I sometimes feel like maybe life is not that bad, nice.
But other times all I want to do is curl up in my bed and cry.
Not because of anyone, because of my feelings.
They gather up inside of me.
In which I don't know how to controle them.
And I feel lost.
Lost in life.
Not sure what way to go down.
The people around me don't have a clue as I wonder into my own world.
My world isn't the nicest of places.
It's a world where I don't exist.
A world of sadness but also happyness.
But as I say.
I'm not there.
I'm in this world where everything seems to go wrong.
As my life goes on I just feel that the more these feelings build up.

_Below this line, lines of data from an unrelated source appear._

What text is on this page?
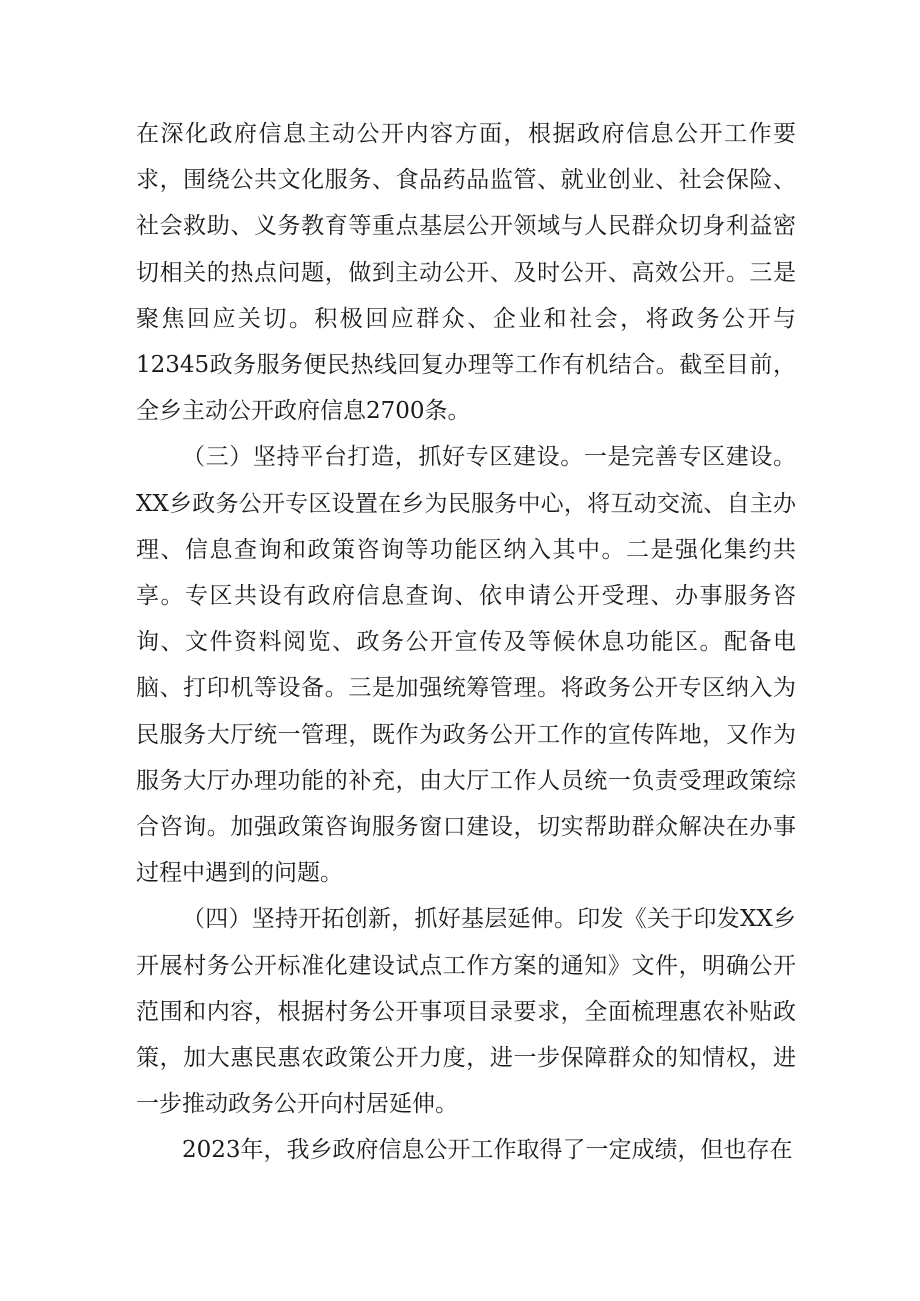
在深化政府信息主动公开内容方面，根据政府信息公开工作要求，围绕公共文化服务、食品药品监管、就业创业、社会保险、社会救助、义务教育等重点基层公开领域与人民群众切身利益密切相关的热点问题，做到主动公开、及时公开、高效公开。三是聚焦回应关切。积极回应群众、企业和社会，将政务公开与12345政务服务便民热线回复办理等工作有机结合。截至目前，全乡主动公开政府信息2700条。

（三）坚持平台打造，抓好专区建设。一是完善专区建设。XX乡政务公开专区设置在乡为民服务中心，将互动交流、自主办理、信息查询和政策咨询等功能区纳入其中。二是强化集约共享。专区共设有政府信息查询、依申请公开受理、办事服务咨询、文件资料阅览、政务公开宣传及等候休息功能区。配备电脑、打印机等设备。三是加强统筹管理。将政务公开专区纳入为民服务大厅统一管理，既作为政务公开工作的宣传阵地，又作为服务大厅办理功能的补充，由大厅工作人员统一负责受理政策综合咨询。加强政策咨询服务窗口建设，切实帮助群众解决在办事过程中遇到的问题。

（四）坚持开拓创新，抓好基层延伸。印发《关于印发XX乡开展村务公开标准化建设试点工作方案的通知》文件，明确公开范围和内容，根据村务公开事项目录要求，全面梳理惠农补贴政策，加大惠民惠农政策公开力度，进一步保障群众的知情权，进一步推动政务公开向村居延伸。

2023年，我乡政府信息公开工作取得了一定成绩，但也存在
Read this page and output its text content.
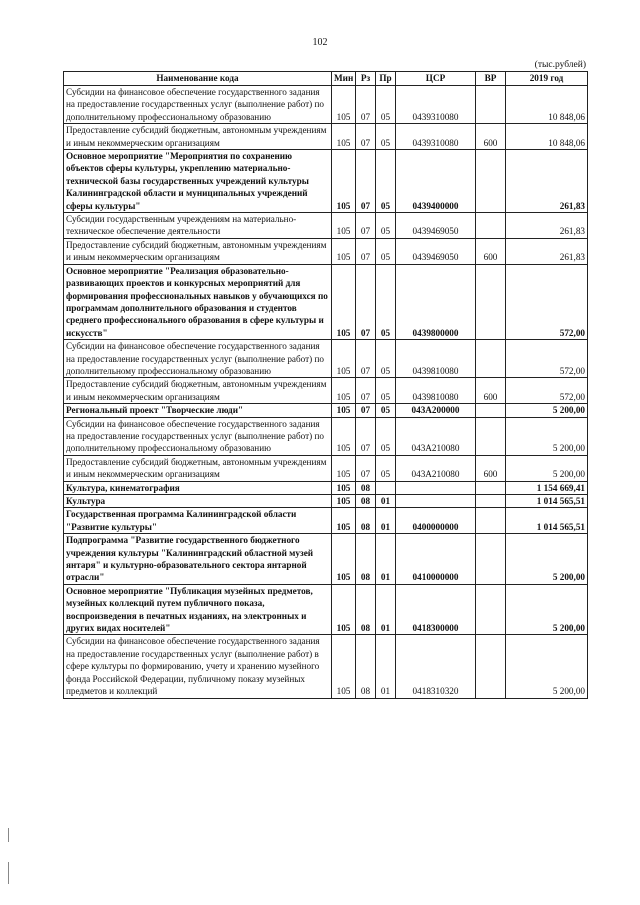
102
(тыс.рублей)
Наименование кода	Мин	Рз	Пр	ЦСР	ВР	2019 год
Субсидии на финансовое обеспечение государственного задания на предоставление государственных услуг (выполнение работ) по дополнительному профессиональному образованию	105	07	05	0439310080		10 848,06
Предоставление субсидий бюджетным, автономным учреждениям и иным некоммерческим организациям	105	07	05	0439310080	600	10 848,06
Основное мероприятие "Мероприятия по сохранению объектов сферы культуры, укреплению материально-технической базы государственных учреждений культуры Калининградской области и муниципальных учреждений сферы культуры"	105	07	05	0439400000		261,83
Субсидии государственным учреждениям на материально-техническое обеспечение деятельности	105	07	05	0439469050		261,83
Предоставление субсидий бюджетным, автономным учреждениям и иным некоммерческим организациям	105	07	05	0439469050	600	261,83
Основное мероприятие "Реализация образовательно-развивающих проектов и конкурсных мероприятий для формирования профессиональных навыков у обучающихся по программам дополнительного образования и студентов среднего профессионального образования в сфере культуры и искусств"	105	07	05	0439800000		572,00
Субсидии на финансовое обеспечение государственного задания на предоставление государственных услуг (выполнение работ) по дополнительному профессиональному образованию	105	07	05	0439810080		572,00
Предоставление субсидий бюджетным, автономным учреждениям и иным некоммерческим организациям	105	07	05	0439810080	600	572,00
Региональный проект "Творческие люди"	105	07	05	043А200000		5 200,00
Субсидии на финансовое обеспечение государственного задания на предоставление государственных услуг (выполнение работ) по дополнительному профессиональному образованию	105	07	05	043А210080		5 200,00
Предоставление субсидий бюджетным, автономным учреждениям и иным некоммерческим организациям	105	07	05	043А210080	600	5 200,00
Культура, кинематография	105	08				1 154 669,41
Культура	105	08	01			1 014 565,51
Государственная программа Калининградской области "Развитие культуры"	105	08	01	0400000000		1 014 565,51
Подпрограмма "Развитие государственного бюджетного учреждения культуры "Калининградский областной музей янтаря" и культурно-образовательного сектора янтарной отрасли"	105	08	01	0410000000		5 200,00
Основное мероприятие "Публикация музейных предметов, музейных коллекций путем публичного показа, воспроизведения в печатных изданиях, на электронных и других видах носителей"	105	08	01	0418300000		5 200,00
Субсидии на финансовое обеспечение государственного задания на предоставление государственных услуг (выполнение работ) в сфере культуры по формированию, учету и хранению музейного фонда Российской Федерации, публичному показу музейных предметов и коллекций	105	08	01	0418310320		5 200,00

I don't know what I'll do.
And I think of stuff which I'm not proud of.
Things I should not tell people about.
And all I can say is that maybe everything will be fine in the end.
But that isn't a promise.
If it's a brocken pot replace it.
If it's a broken arm then brace it.
If it's a broken heart then face it.
Life may seem simple.
But you can't tell what other people are thinking.
So all I want to ask is keep an eye out on the people you love.
What would you do if you lost them to thier feelings?
And don't make people feel bad about themselves.
Make sure you are there for them.
Get them to talk.
But if you can't.
Look after each other.
Help is out there for the people you love.